September 17 to October 8, 2015

Diógenes Ballester: Akashic Archives
Luis Stephenberg: Prima Materia
Liz Curtin: On the Wall

The Carter Burden Gallery is pleased to announce three new exhibitions: Akashic Archives by Diogenes Ballester, Prima Materia by Luis Stephenberg and On the Wall by Liz Curtin. The opening reception will be held September 17, 2015 from 6 – 8 PM. The exhibition runs through October 8th at 548 West 28th Street in New York City. The Gallery hours are Tuesday-Friday, 11am-5pm, Saturday 11am-6pm.

Diógenes Ballester

Akashic Archives exhibition by Diógenes Ballester draws out the parallels and contrasts between the Sanskrit philosophical/mythological concepts embedded in Tattwas Indian culture and African/Taíno roots. Symbols and imagery are interposed in the paintings, telling a cross-cultural story of meaning related to the quest of these cultures to understand the basic primordial elements of life. Why use images of these ancient concepts of the fundamental elements of life? What does this imagery convey to a 21st century visual arts audience?  With the impact of global warming and natural disasters, along with the pressing need to exist in a sustainable manner with the natural environment, the relationship between man/womankind and nature has become not only central but essential. Concepts left to us by these ancestors, as well as the images of balance and tranquility, can teach us vital life lessons. Akashic Archives is meant to offer a visual spiritual experience of what can be achieved, if we attend to seeking and creating balance.


Luis Stephenberg

Prima Materia features Luis Stephenberg’s recent work that derives from his experience as a member of Las Americas Community. He explores the vital information that identifies Puerto Ricans in global participation. The figurative analogy of the landscape is the result of a process.  A set of natural referral components form the physical framework of a geographical space and become territory, sharing a secular history of conquest and appropriation. Stephenberg recognizes the collective development of art as idea and, at the same time, establishes the principles of synthesis as the last-ism of the 20th century. His self-described approach to art is represented by the expression of a particular historical moment, the use of art as a form of communication of living social beings, and the concept of art as a document that reveals actions.

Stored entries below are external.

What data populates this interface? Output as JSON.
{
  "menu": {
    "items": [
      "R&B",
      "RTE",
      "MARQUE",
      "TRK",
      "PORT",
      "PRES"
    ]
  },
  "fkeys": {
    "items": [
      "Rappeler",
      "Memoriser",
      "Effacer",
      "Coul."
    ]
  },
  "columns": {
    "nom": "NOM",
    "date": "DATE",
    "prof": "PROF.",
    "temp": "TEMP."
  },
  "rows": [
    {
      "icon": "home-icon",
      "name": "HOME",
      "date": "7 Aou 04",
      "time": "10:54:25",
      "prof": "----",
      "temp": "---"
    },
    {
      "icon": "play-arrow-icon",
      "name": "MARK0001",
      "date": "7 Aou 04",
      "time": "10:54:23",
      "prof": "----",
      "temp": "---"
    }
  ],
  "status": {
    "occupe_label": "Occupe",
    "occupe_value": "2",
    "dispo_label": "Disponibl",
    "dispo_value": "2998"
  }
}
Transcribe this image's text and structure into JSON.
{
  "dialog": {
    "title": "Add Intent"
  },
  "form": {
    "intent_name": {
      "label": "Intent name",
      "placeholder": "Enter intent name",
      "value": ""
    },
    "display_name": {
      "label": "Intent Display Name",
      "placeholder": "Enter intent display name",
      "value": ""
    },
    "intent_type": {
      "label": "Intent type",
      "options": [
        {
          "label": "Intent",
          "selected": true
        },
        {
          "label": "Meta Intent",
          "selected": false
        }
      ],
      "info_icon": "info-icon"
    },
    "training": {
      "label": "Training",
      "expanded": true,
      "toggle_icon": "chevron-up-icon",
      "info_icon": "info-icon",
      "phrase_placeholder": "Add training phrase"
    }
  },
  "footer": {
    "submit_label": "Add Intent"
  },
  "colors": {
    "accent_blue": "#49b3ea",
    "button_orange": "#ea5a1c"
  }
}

Liz Curtin’s large-scale installation will be featured in the gallery space called On the Wall. Curtin’s installation will consist of three large canvas panels that represent how the mind deteriorates with dementia and Alzheimer’s. Curtin’s work is driven by process, since the dripping and scribble imagery emerged from her subconscious, and she understands that her paint expresses chaos. The shapes mimic how Curtin’s own mother is losing her ability to communicate clearly with language.